Selling a car Selling a car at auction
Selling your car at auction is simple but doesn't usually net a very high price
Selling a car at auction promises a quick, trouble-free sale. However, there are no guarantees of selling the car at auction if no buyer reaches your reserve price, and prices tend to be the lowest of any of the sales routes available.
Popular auction houses include British Car Auctions (BCA), Manheim and SMA.
When selling car at auction you enter your car for sale, pay a fee, set a reserve price (below which it cannot be sold), bring it along on the day and (hopefully) watch the bids soar upwards.
The winning bidder at the auction gets ownership of the car immediately on payment, and you'll get your money from the auction company, minus a commission payment, within a few days. If your car doesn’t sell, you must take it back home or try again in another auction.
Pros of selling a car at auction
If your car is a popular model, in good condition and has service history, it should have no difficulty selling.

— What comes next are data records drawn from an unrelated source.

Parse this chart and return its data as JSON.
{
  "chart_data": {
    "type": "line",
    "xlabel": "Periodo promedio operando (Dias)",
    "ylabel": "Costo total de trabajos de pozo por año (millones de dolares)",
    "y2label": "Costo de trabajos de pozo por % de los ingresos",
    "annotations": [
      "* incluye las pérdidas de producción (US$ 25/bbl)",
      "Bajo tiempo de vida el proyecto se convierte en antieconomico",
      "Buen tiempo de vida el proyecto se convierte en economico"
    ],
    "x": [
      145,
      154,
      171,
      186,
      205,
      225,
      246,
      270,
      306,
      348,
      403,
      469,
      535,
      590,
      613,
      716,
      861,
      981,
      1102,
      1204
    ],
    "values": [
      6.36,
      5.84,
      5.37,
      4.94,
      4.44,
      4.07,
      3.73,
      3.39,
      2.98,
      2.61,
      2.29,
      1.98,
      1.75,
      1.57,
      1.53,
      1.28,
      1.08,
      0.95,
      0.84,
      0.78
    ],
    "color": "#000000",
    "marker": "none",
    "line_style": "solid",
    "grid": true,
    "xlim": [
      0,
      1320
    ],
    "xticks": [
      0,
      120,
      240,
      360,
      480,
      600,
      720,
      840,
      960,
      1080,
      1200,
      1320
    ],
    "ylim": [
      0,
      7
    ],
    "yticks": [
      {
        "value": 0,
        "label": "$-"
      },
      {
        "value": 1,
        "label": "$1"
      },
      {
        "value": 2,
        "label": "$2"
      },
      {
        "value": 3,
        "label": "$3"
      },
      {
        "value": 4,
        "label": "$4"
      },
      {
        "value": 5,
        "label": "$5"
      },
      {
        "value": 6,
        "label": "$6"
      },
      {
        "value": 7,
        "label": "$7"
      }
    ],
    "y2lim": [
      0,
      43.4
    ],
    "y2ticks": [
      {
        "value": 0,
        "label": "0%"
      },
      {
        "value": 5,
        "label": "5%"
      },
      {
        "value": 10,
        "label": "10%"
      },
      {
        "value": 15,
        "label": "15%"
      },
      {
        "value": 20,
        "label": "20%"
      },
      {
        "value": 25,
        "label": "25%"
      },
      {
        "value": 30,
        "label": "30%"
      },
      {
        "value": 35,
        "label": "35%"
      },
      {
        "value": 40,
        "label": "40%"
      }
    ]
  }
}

If it does sell, the auction house will pay up quickly and reliably. If the car develops a fault on the drive home, the new owner has no comeback against you.
Cons of selling a car at auction
There’s no guarantee of a sale at auction, and you won’t get your entry fee refunded if the car doesn’t sell.
If your car is bought, the most you should expect is the trade price, which may be hundreds or thousands of pounds below its expected part exchange value or private sale price.
Car auction tips
Don’t be tempted to bid for your own car in an attempt to drive up the price. It could backfire, leaving you to pay the auctioneer to ‘buy’ your own vehicle.
Make sure you clean and valet your car thoroughly. A well-presented car attracts more attention from bidders.
Ensure all your paperwork is gathered together in a file to give to the auction house - most buyers will want to see it in advance, and the more paperwork you have, the better.